Non rimpiango niente e nemmeno lontanamente penso che è stato tutto sbagliato, ma in quelle fiumane di giovani o di ragazze a cantare inni verso l'Urbe, in quelle adunate oceaniche colmate di entusiasmi e di sublime eroismo a significare la giovinezza esuberante della Chiesa, non sono riuscito a vedere più «la Chiesa istituzione di salvezza», Mistero di Cristo nascosto dentro il cuore dell'umanità.
E non riuscivo ad accettare quel modo di vita sacerdotale, non avevo la gioia di essere prete, non riuscivo a essere convinto che se le cose erano così ne valesse proprio la pena essere consacrato alla Chiesa.
La Chiesa, il papa, il Cristianesimo in tutta la sua grandezza, secondo tutta la sua necessità di realtà centrale ed essenziale in ordine a tutta l'esistenza, ma non poteva essere quella la strada definitiva, il metodo vero.
Il sacerdote a organizzare schiere balde e pronte armandole per guerre sia pure di religione, ringiovanendo anche le vecchiette con animosità battagliere, non mi dava il senso vero, cristiano, del sacerdozio cattolico.
E la Chiesa grandiosa, potente, temuta, ricca di validità umane, affannosamente preminente nelle considerazioni e degli apprezzamenti umani secondo misure e metodi e criteri quasi unicamente temporali, non l'amavo: non mi ero consacrato a questa Chiesa, così chiusa e riservata, sul piedistallo, lontana, dentro le mura di un castello ben difeso e agguerrito, garanzia di particolari civiltà, anche se considerate civiltà cristiane.

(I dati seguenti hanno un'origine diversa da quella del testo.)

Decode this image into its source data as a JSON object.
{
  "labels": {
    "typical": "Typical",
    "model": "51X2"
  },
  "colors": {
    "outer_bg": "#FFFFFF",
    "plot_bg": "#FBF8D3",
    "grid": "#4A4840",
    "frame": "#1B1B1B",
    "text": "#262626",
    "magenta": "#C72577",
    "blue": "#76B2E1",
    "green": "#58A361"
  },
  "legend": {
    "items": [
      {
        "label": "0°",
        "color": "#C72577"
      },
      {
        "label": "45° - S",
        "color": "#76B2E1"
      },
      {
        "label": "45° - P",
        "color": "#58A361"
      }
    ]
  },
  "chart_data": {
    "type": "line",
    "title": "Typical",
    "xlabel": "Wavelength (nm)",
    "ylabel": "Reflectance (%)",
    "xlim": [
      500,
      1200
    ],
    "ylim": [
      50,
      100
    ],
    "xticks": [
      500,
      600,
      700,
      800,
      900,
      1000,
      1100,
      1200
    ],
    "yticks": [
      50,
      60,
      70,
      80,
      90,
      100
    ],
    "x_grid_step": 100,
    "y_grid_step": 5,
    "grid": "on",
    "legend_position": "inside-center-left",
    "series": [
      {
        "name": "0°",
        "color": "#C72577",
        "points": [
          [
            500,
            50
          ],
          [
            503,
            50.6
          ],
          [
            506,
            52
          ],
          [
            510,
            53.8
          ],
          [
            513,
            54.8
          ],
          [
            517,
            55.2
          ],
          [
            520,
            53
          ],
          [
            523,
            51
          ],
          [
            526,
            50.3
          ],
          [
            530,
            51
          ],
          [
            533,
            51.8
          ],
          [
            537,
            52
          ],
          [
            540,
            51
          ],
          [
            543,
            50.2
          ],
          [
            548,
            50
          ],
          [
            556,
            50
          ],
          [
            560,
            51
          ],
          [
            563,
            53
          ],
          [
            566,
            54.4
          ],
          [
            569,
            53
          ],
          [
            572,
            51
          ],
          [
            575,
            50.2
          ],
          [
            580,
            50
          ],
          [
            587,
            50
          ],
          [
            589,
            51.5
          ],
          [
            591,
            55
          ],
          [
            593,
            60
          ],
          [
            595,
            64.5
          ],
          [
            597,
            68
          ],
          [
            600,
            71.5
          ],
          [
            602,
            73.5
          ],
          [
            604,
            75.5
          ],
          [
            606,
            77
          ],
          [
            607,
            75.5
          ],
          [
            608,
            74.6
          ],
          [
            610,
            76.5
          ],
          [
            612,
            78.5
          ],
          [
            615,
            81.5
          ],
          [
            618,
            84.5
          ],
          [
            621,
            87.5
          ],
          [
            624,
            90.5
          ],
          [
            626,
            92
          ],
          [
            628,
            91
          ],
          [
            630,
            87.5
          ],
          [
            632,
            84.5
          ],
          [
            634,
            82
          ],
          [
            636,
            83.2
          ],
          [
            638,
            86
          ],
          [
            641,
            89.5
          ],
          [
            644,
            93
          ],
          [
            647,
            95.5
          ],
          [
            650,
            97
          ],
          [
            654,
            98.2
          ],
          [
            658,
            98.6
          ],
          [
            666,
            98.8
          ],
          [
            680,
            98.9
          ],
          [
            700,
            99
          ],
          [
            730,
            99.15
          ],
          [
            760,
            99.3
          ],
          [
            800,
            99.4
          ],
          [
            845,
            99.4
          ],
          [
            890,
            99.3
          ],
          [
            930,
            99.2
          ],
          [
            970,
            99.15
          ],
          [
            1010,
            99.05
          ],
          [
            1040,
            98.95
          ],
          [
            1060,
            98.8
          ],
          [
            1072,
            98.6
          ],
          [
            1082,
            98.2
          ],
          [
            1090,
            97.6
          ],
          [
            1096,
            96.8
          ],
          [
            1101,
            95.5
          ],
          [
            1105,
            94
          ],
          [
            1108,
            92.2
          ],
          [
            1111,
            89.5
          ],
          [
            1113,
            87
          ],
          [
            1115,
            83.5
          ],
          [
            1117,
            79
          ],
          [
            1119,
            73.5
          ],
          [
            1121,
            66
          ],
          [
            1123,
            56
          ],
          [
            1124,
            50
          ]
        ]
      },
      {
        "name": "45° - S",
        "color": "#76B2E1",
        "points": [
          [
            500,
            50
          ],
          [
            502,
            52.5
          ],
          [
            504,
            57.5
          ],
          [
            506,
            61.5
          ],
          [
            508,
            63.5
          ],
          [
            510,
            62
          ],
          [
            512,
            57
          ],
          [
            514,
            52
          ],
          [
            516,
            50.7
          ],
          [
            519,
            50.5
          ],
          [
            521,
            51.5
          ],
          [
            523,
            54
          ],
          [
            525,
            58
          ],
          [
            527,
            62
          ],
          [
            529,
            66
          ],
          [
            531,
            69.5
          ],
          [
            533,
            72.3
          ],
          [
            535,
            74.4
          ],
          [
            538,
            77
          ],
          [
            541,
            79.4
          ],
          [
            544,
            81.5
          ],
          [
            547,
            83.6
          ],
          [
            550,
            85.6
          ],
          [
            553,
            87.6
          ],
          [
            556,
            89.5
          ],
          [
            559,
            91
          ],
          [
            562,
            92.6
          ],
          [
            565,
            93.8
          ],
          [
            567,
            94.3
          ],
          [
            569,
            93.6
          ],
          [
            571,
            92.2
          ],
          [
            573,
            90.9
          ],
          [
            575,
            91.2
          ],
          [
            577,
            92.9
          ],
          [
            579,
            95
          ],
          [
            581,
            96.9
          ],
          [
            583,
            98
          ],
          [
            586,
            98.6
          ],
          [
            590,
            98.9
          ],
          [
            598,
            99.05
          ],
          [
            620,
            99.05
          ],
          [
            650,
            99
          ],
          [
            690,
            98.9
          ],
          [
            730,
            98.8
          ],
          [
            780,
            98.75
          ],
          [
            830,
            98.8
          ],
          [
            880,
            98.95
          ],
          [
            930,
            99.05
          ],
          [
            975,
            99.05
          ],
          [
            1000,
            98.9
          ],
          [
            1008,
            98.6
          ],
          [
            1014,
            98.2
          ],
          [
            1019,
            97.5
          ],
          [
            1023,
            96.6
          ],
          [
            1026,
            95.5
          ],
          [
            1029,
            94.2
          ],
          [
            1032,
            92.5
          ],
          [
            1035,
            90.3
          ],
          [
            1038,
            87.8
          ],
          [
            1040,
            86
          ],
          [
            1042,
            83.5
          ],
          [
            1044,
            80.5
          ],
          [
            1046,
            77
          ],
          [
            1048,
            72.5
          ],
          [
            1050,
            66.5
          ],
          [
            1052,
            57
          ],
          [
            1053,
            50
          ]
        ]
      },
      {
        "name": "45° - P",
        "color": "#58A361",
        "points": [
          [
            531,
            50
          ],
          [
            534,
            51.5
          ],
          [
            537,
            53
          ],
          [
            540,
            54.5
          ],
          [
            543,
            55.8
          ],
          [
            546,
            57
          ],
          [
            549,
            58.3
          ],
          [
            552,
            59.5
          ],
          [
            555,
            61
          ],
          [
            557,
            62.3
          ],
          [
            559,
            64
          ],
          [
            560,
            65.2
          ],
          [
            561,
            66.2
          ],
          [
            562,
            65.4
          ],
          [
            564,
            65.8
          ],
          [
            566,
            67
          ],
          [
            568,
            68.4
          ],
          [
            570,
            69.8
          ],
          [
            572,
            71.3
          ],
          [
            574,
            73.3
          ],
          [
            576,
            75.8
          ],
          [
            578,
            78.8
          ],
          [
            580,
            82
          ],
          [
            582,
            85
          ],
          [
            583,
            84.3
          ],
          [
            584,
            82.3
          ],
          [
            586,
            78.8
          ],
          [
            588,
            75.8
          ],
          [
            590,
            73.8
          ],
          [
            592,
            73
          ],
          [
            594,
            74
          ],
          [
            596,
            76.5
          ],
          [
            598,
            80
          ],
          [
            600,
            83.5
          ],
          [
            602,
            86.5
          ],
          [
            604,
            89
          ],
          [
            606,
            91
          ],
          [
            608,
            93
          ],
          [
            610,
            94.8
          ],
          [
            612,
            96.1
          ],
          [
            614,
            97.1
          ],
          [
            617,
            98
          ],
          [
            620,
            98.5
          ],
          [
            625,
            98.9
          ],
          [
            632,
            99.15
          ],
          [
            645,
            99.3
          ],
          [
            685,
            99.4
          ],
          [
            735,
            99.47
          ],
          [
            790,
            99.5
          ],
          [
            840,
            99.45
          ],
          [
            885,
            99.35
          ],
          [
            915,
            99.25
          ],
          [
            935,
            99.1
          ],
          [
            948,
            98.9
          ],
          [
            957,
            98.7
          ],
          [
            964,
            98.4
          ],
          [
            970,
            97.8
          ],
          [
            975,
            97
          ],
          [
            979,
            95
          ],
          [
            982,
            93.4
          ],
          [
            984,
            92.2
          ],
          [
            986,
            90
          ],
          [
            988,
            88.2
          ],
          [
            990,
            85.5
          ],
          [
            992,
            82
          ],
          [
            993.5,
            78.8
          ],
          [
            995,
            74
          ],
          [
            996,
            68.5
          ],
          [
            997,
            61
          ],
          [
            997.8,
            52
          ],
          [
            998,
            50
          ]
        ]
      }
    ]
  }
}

Perchè la terra è vasta quanto il mondo e il popolo è l'umanità e i figli di Dio sono tutti gli uomini. Insieme alla legge vi dev'essere l'Amore perché più che la sicurezza delle difese, difende e salva la forza della speranza.
Non ci si può chiudere nel limite di visioni personali, ma è necessario aprire il cuore alla fiducia. Non io e tu e nemmeno noi contiamo, ma tutti, assolutamente tutti. E l'inflessibilità dura e tenace sarà fermezza, ma è la Bontà che vince. E non è vero che bisogna piegare gli altri a noi ma noi dobbiamo piegarci verso gli altri, perchè tocca a noi andare a salvare ciò che era perduto, se è vero che Dio si è incarnato e è venuto ad abitare fra gli uomini.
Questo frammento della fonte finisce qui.